Forward-looking: Nvidia's Ampere architecture has finally arrived even though we're still months away from consumer cards we can use in our gaming PCs. The company says this is a significant leap over the Turing architecture: the new A100 chips are based on a 7nm process and is as much as 20 times faster than the Tesla V100.

Ampere hype had been at the highest levels as of late, with many getting excited about Nvidia's next-gen GPU architecture and the improvements it may bring. But when CEO Jensen Huang was shown in a video pulling a very heavy piece of kit from his oven, it didn't look like consumer-grade hardware.

Today, Nvidia officially unveiled its next-generation Ampere GPU architecture, which is coming to servers and supercomputers first in the form of A100, a GPU designed for cloud computing, AI, and scientific number crunching. For those of you expecting the GeForce RTX 3080 to make an appearance, that's still months away.

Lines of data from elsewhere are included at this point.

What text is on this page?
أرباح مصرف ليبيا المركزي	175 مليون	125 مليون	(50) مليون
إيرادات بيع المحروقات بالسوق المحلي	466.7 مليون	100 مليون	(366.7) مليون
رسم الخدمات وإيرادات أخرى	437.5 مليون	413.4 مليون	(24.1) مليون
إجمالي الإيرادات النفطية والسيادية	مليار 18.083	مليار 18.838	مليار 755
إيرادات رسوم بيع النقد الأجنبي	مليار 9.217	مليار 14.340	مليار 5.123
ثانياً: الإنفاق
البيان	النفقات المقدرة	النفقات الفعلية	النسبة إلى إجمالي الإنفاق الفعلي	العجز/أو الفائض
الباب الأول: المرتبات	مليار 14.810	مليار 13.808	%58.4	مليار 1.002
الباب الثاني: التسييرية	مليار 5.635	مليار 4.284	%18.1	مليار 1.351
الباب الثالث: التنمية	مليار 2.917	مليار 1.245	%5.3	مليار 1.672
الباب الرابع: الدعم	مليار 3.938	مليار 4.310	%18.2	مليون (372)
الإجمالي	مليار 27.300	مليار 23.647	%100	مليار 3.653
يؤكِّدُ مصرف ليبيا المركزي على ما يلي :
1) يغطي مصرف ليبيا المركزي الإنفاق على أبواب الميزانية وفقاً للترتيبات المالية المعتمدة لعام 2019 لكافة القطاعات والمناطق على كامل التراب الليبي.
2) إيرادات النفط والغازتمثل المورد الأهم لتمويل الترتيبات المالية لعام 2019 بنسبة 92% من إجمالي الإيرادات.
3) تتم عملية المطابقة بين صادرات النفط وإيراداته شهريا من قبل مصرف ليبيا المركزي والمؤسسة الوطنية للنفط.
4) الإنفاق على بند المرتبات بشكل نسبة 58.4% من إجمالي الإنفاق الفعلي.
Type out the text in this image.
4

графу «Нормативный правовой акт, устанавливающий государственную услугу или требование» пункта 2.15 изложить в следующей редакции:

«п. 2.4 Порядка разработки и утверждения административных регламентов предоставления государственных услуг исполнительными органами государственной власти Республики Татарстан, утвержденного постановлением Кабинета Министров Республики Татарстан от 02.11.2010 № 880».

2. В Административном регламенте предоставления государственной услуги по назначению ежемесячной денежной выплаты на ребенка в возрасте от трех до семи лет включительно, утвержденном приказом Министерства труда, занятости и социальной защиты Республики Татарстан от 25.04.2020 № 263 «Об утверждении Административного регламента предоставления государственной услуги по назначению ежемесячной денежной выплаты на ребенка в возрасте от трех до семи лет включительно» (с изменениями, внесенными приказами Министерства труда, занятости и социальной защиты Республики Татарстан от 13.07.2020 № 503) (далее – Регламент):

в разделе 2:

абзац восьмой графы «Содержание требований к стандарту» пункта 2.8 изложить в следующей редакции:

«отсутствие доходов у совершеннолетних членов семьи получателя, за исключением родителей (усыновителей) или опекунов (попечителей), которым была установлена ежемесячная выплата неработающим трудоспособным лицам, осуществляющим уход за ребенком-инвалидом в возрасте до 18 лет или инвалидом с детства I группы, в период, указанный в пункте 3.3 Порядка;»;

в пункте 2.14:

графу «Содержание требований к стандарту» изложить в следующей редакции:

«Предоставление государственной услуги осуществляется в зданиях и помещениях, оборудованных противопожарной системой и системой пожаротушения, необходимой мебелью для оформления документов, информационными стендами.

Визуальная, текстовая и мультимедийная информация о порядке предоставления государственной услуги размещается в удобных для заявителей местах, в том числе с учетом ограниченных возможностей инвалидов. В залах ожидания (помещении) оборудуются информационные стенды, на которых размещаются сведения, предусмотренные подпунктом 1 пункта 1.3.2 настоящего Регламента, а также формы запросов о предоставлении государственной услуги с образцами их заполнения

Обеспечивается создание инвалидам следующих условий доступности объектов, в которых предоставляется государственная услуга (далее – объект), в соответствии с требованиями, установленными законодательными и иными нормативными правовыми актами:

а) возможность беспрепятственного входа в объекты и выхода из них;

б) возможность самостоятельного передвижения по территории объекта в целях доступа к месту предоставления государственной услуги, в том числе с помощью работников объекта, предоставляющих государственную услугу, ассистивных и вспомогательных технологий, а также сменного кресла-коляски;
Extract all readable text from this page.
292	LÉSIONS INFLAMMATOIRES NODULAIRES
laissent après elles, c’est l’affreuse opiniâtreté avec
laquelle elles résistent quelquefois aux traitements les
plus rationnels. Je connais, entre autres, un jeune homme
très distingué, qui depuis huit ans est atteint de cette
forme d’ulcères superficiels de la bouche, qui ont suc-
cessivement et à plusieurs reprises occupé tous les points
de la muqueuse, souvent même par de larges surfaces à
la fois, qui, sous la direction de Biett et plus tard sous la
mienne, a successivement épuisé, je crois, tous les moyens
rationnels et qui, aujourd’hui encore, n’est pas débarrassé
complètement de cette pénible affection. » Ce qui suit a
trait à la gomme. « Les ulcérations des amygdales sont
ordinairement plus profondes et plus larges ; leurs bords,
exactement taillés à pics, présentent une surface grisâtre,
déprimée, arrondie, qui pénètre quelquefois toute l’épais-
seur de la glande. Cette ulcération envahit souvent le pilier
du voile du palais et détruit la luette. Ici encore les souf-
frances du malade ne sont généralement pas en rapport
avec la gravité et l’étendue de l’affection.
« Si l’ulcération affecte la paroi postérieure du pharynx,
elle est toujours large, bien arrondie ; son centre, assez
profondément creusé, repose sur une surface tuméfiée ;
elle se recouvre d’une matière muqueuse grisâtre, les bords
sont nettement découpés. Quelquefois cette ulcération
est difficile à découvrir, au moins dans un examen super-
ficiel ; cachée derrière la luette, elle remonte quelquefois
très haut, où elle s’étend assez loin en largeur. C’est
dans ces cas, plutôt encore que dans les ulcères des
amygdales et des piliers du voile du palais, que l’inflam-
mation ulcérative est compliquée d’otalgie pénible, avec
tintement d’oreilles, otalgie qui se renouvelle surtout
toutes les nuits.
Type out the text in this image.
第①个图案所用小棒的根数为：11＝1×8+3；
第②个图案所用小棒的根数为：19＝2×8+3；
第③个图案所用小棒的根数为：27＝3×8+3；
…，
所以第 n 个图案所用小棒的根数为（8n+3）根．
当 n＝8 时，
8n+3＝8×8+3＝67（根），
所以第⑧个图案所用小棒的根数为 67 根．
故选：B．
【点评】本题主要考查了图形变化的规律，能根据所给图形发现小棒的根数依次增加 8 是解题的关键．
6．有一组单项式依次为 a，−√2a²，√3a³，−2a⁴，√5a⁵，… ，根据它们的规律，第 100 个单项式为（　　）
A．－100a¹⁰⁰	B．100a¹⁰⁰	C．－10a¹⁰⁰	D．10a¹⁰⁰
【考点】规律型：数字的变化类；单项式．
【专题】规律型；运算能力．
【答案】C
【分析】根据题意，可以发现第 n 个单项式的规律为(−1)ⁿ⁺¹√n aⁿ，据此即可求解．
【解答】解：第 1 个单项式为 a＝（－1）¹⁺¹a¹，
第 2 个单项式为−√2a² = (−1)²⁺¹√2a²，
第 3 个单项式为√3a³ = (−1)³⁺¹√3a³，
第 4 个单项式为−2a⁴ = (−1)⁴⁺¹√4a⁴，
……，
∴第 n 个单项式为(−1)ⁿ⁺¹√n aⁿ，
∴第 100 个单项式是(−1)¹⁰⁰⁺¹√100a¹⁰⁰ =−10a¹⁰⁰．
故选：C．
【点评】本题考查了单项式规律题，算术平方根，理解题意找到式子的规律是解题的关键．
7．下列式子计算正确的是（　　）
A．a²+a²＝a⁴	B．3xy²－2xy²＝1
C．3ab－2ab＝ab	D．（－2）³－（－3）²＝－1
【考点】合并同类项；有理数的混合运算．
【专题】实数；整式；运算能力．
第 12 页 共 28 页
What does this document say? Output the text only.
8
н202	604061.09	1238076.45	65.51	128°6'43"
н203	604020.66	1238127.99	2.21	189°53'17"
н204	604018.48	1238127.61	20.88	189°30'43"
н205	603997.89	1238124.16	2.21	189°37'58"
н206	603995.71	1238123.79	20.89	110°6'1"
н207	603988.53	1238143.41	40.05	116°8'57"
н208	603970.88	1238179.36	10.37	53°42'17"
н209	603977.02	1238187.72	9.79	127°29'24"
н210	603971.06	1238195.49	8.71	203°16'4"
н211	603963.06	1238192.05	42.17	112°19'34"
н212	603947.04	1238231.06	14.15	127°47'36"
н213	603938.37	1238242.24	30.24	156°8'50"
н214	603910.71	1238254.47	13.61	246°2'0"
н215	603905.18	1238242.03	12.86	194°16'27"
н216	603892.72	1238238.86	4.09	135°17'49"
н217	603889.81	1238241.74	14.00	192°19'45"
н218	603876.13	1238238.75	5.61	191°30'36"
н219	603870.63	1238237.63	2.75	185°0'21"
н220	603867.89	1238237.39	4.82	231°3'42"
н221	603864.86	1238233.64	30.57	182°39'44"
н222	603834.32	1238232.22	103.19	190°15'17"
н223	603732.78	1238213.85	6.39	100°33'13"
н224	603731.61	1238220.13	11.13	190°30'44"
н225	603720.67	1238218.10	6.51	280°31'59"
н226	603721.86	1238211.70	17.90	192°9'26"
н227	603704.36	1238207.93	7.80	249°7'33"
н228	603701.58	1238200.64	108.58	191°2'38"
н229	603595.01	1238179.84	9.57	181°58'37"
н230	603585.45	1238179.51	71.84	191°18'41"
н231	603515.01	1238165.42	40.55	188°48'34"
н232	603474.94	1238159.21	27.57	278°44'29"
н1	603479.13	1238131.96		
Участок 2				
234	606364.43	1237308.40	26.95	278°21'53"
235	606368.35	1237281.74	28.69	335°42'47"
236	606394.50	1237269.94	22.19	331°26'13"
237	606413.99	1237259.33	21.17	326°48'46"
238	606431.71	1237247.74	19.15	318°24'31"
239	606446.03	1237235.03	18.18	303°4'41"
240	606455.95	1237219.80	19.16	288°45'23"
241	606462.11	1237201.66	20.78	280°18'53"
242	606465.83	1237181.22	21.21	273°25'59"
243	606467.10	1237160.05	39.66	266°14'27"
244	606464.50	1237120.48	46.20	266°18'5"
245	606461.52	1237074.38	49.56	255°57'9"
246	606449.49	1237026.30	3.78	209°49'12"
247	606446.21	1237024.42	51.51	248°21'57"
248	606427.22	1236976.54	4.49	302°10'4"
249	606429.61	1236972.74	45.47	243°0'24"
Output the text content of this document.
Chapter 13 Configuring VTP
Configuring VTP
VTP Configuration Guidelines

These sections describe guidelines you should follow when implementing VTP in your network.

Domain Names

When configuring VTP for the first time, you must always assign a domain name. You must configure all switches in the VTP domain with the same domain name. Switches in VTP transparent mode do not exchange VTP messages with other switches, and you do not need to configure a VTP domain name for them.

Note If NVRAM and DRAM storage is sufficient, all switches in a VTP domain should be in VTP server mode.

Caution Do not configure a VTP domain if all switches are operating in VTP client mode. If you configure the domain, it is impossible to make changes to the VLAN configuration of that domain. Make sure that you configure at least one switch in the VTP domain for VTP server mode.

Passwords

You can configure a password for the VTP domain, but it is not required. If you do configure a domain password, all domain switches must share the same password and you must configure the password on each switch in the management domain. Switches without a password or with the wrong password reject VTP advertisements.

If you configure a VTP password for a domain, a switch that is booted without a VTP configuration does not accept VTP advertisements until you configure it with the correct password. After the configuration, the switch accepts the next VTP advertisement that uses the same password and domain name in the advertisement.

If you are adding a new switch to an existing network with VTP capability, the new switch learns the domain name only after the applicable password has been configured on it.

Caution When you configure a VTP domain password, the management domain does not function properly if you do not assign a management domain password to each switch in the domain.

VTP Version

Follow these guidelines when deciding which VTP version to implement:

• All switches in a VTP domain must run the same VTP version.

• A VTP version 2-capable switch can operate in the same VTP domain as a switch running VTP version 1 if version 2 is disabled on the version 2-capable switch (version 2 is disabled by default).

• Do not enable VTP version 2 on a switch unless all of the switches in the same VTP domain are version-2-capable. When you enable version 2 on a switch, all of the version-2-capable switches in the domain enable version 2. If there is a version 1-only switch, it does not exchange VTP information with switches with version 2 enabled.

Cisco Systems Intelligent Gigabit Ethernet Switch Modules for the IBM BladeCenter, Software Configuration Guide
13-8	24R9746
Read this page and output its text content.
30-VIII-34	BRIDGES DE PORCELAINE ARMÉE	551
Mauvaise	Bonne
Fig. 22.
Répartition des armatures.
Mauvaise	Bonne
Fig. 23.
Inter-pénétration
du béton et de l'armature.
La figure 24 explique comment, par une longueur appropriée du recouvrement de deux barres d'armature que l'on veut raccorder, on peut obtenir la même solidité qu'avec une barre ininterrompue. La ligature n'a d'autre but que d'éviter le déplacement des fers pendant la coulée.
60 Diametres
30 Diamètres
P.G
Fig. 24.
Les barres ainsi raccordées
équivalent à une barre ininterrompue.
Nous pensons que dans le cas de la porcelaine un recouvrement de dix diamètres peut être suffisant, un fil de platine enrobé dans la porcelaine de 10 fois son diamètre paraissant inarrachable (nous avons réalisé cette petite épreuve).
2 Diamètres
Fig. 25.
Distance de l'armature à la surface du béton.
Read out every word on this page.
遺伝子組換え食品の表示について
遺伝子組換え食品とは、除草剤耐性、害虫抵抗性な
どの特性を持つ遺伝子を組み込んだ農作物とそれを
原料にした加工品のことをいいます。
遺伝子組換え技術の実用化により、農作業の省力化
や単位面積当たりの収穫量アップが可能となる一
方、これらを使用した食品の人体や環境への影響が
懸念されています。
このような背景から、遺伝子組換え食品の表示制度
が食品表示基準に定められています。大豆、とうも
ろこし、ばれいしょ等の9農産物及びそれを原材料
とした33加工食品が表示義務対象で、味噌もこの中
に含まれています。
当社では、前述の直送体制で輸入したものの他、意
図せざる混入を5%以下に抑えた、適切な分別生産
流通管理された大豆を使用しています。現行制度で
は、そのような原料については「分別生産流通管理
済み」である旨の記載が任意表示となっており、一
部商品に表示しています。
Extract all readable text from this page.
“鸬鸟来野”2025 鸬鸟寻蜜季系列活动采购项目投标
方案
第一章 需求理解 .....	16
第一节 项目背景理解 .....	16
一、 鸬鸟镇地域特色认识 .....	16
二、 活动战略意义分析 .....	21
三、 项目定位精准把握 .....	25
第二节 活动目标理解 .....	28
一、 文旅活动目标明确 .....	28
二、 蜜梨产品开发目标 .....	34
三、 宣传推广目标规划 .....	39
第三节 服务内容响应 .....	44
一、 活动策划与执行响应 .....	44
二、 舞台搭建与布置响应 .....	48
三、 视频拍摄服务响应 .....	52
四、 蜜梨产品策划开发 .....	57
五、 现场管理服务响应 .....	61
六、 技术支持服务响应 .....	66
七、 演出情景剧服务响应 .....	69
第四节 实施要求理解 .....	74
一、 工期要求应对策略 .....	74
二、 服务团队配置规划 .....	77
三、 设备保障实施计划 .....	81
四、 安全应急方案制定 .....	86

The company says the A100 is the biggest generational leap for its GPUs, with 20 times the speed of the previous Volta-based solution and third-generation Tensor cores. This is a silicon beast that has 54 billion transistors and offers 6,912 CUDA cores. And, as expected, Nvidia's new Ampere GPU is built on a 7nm process.

One of the biggest advantages of the new chip is that it can be used to reduce costs for big data centers. Nvidia says that a system that costs $11 million today and requires 25 racks of servers and 630 KW of power can be replaced by an Ampere system that fits in a single rack, costs $1 million and takes 28 KW of power to operate.

Such a system is based on what Huang pulled out of his home oven -- a monstrous HGX motherboard that packs in eight A100 GPUs along with 30,000 discrete components and a kilometer of wire traces. This makes it one of the most complex motherboards out there, and Nvidia uses it in the DGX A100 system that is able to deliver 5 petaflops of AI compute performance and 320 GB of GPU memory with 12.4 TB per second of bandwidth in a relatively small package that weighs 50 pounds.

As for the consumer-grade hardware based on Ampere, Huang explains that Nvidia will configure the chip a bit differently. For instance, the A100 was designed to be great on double-precision floating point compute, with most of the 54 billion transistors going towards Tensor cores and FP64 units to deliver 19.5 teraflops and 9.7 teraflops of performance, respectively. Consumer oriented Ampere GPUs will be biased towards graphics and less towards compute.

The GTC 2020 keynote and press releases reveal little about clock speeds, but we do know that Ampere cards will support PCIe 4.0, and the move to 7nm means Nvidia can pack a lot more RT cores for improved ray tracing performance. Judging from the DLSS 2.0 presentation, there are significant improvements on the software front as well.